Pour conclure, les TIC doivent être un moyen d’atteindre un but ; elles peuvent être utilisées pour accroître et accélérer le flux d’informations et de données, amplifier la voix des citoyens ou des prestataires de services, et répondre à un besoin réel d’information, dans le but final d’améliorer les relations par une plus grande redevabilité.

Pour garantir que les services WASH sont fournis et maintenus pour tous, les prestataires et les institutions gouvernementales doivent disposer de systèmes de suivi des services plus solides et de données régulières, afin d’inspirer la planification et la gestion. Les TIC peuvent jouer un rôle important dans le soutien de ces processus. Cependant, comme nous l’avons vu, pour que l’adhésion des communautés et des gouvernements locaux ou des fournisseurs de services à l’utilisation des TIC soit acquise et maintenue, il faut tenir compte de la capacité et du contexte locaux, et l’utilisation finale des données devrait inspirer et diriger la conception de la solution plutôt que l’inverse. C’est l’approche que nous souhaitons adopter, notamment dans le cadre de notre collaboration avec les gouvernements locaux et nationaux.

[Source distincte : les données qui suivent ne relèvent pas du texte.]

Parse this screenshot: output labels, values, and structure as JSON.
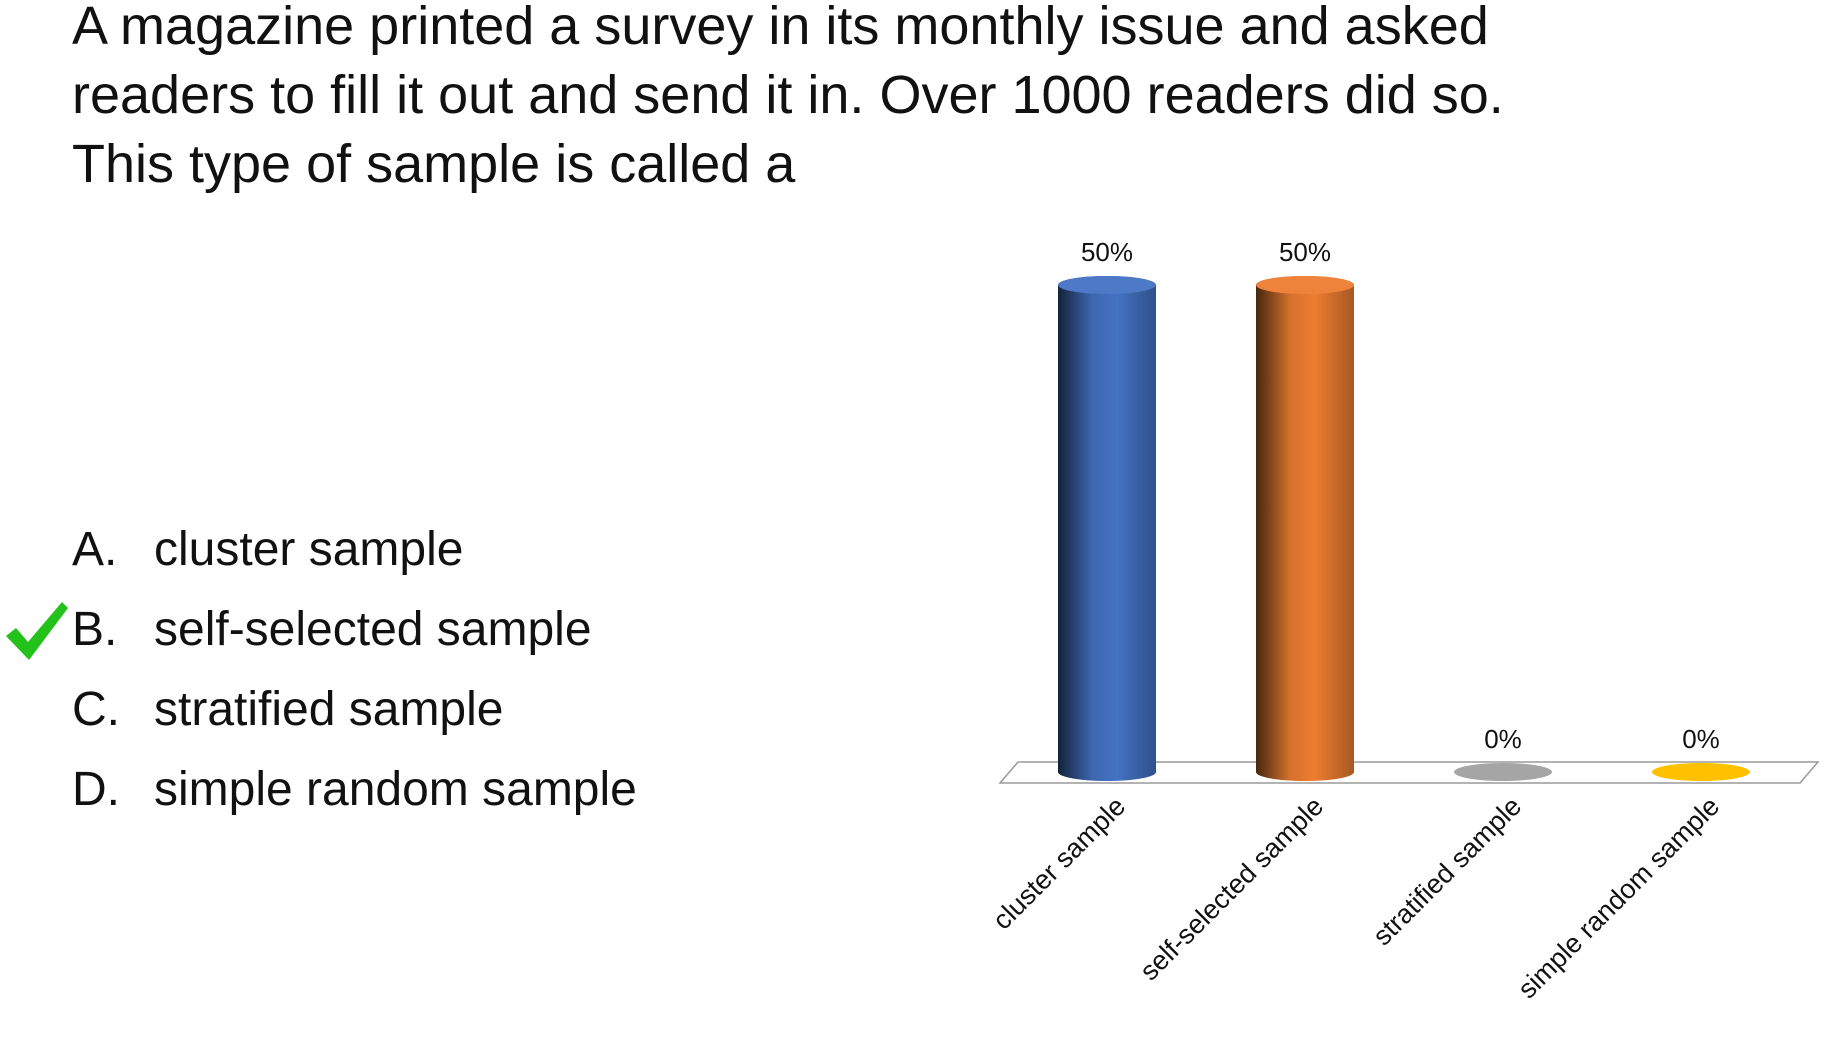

Alors que nous continuons à apprendre de nos initiatives et de celles des autres, nous devons vraiment nous rappeler que, comme c’est le cas pour de nombreuses innovations, il convient de moins se concentrer sur la technologie elle-même et plus sur les processus qu’elle pourrait soutenir et comment elle le pourrait.

Ellen Greggio tweete sous @EllenGreggio

1 Making All Voices Count vise à saisir la capacité des citoyens à suivre les performances des gouvernements et à exprimer leurs opinions à ce sujet en temps réel. Il a le potentiel d’exploiter les nouvelles technologies pour rendre les gouvernements plus efficaces et plus responsables, pour promouvoir la transparence, pour lutter contre la corruption et pour donner du pouvoir aux citoyens.